The SYC is setting a precedent for extending the benefits of yoga beyond the affluent middle class. They are pioneering ways of teaching yoga to children with special needs and other focus groups. What’s more, this old printing press next to a railway line is now one of the leading yoga centres in London offering top-class yoga to adults.
Yoga for everyone
Jo explained to me that the centre is founded on the principle of inclusivity. They are a charity and a yoga centre at the same time: the yoga classes and workshops fund their charity which teaches yoga to children with special needs. This concept means that the children can come to practice in a place which is used by everyone and it gives the studios a special harmony.
SYC highlights that yoga can and should have a much wider reach than it does at present. Yoga can help many different people in different ways: everyone can find a yoga which is uniquely beneficial to them. Three hundred and fifty children with different special needs come to this centre to improve concentration, mobility, motor planning, coordination, strength and general well-being. Jo has found that yoga doesn’t just help the children to become happier and more in control of their minds and bodies but the calm that the children find in yoga helps the carers and families manage too. Jo says that “We spend a lot of time as parents ensuring the welfare of our children, but too often we are not able to find the time to look after ourselves.”
From the studio to the classroom
Jo has found that yoga helps to create a more peaceful environment where children are more receptive to learning. The benefits of yoga extend far beyond the studio. Yoga is about finding harmony in your body and mind, using breathing and concentration to find a stillness and calm and living in the the present surroundings rather than letting your thoughts fill with anxieties about the past or future. This can have an incredibly powerful effect at home or in schools. Jo encourages parents, carers and teachers to practice yoga. At SYC groups and individuals learn the tools of yoga which they can use in their daily lives.
I asked Jo about the alternatives for families to improve their children’s well-being and she said that there is very little available. Funding in physiotherapy and occupational therapy is limited and the care stops during the holidays as play schemes are heavily oversubscribed. Yoga is the best, if not only, option and to prove as much, SYC has hired a medical researcher to monitor and evaluate the effects. The results will be published later this year.

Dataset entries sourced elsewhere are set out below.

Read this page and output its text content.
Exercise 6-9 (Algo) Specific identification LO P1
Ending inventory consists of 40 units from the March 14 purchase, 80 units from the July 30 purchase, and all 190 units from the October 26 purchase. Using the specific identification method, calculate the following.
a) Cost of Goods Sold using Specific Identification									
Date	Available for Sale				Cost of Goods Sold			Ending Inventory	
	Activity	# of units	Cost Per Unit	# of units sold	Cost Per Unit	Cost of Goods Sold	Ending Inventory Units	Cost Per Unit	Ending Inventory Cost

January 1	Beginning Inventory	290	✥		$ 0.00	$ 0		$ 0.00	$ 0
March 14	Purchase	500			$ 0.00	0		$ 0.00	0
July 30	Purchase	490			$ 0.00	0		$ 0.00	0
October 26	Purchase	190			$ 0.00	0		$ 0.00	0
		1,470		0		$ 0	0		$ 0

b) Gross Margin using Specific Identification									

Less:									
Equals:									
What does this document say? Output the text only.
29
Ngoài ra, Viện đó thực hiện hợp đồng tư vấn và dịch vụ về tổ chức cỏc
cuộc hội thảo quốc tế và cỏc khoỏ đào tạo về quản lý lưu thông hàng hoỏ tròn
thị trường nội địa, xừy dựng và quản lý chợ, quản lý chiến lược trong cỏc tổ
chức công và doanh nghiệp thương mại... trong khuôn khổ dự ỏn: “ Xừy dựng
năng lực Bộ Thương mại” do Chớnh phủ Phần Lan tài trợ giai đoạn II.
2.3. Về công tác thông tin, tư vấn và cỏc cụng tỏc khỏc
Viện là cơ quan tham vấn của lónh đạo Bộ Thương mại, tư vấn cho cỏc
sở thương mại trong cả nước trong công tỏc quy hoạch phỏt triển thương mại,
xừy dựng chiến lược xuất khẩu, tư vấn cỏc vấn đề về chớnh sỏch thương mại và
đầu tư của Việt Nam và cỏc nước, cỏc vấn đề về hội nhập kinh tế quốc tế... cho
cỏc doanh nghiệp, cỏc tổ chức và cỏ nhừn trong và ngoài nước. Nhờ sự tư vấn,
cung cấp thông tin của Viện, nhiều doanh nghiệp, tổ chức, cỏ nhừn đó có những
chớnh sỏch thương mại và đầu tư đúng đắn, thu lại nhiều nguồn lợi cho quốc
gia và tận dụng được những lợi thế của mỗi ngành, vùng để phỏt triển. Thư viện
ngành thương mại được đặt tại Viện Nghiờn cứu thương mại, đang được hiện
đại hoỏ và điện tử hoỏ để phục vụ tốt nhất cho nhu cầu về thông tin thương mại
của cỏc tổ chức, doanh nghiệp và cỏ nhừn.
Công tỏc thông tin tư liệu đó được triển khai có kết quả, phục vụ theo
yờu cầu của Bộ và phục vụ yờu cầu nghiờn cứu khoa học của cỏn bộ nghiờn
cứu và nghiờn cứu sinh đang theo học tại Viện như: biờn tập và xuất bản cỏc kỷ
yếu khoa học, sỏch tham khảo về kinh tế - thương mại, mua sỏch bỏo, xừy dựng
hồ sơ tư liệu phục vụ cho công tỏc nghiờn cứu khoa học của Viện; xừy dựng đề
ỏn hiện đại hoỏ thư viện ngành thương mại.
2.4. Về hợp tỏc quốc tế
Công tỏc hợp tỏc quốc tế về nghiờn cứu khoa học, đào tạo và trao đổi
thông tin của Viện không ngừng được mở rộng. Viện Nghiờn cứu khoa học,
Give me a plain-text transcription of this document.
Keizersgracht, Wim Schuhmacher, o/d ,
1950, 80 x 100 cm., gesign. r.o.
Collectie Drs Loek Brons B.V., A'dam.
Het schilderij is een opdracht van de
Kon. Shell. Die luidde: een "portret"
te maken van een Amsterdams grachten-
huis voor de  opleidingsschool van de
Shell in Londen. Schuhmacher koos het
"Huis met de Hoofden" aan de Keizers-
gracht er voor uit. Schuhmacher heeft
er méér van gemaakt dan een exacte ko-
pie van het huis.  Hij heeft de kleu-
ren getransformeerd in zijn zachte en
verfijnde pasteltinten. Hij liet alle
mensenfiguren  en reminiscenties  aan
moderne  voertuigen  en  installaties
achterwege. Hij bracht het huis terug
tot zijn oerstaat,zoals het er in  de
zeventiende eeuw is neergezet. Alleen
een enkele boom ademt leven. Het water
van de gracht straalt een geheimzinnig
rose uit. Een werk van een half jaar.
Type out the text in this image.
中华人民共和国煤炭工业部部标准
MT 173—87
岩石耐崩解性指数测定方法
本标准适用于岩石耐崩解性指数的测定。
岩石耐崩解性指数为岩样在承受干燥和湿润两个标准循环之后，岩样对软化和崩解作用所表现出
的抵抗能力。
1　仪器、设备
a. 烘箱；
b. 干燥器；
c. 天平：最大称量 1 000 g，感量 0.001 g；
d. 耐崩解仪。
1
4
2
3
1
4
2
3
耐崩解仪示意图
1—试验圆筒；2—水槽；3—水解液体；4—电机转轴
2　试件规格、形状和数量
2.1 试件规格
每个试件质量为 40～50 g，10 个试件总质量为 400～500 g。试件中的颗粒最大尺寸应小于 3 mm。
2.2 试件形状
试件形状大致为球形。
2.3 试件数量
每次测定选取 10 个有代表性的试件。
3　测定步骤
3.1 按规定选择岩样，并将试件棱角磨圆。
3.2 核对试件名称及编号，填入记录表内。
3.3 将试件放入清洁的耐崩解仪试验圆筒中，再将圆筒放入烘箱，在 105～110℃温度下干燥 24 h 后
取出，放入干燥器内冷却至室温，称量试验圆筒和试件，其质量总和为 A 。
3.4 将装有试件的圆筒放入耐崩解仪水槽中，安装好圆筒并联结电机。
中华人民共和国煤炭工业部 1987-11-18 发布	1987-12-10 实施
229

Yoga breaking social boundaries
The theme of inclusivity is not only felt in the mix of people who use the space of the Special Yoga Centre but also in the range of parents who attend the classes for children with special needs. For example, in the family group class for children with cerebral palsy, celebrities practice together with families from deprived backgrounds. Disability crosses social boundaries and brings people together to face the most fundamental human problems, which affect anyone regardless of social status. Why is yoga still a middle class pursuit when it has important benefits for everyone? (I feel very strongly about this topic and will pick up on it again).
Yoga for teenagers
At the Special Yoga Centre, they also run a range of workshops to fund their charity. A workshop that I found most interesting was one for teens. Jo started yoga at the age of 15 and she runs the workshop herself. She told me that teenagers are a fascinating group to teach yoga to because their minds are so open to explore new ideas and yet they feel that they are controlled by their mind rather than having control over it. The pressures on teenagers lead to all sorts of other problems: obesity, anorexia, depression, anxiety, stress. Yoga is a way to channel difficult feelings and to regain control in a turbulent period of your life.
The Special Yoga Centre is a very special place to be and has a wonderfully all-encompassing approach to yoga. It just shows that the benefits of yoga have a much greater reach than it currently serves. Yoga is the foundation of a very adaptable and powerful way of improving our general well-being.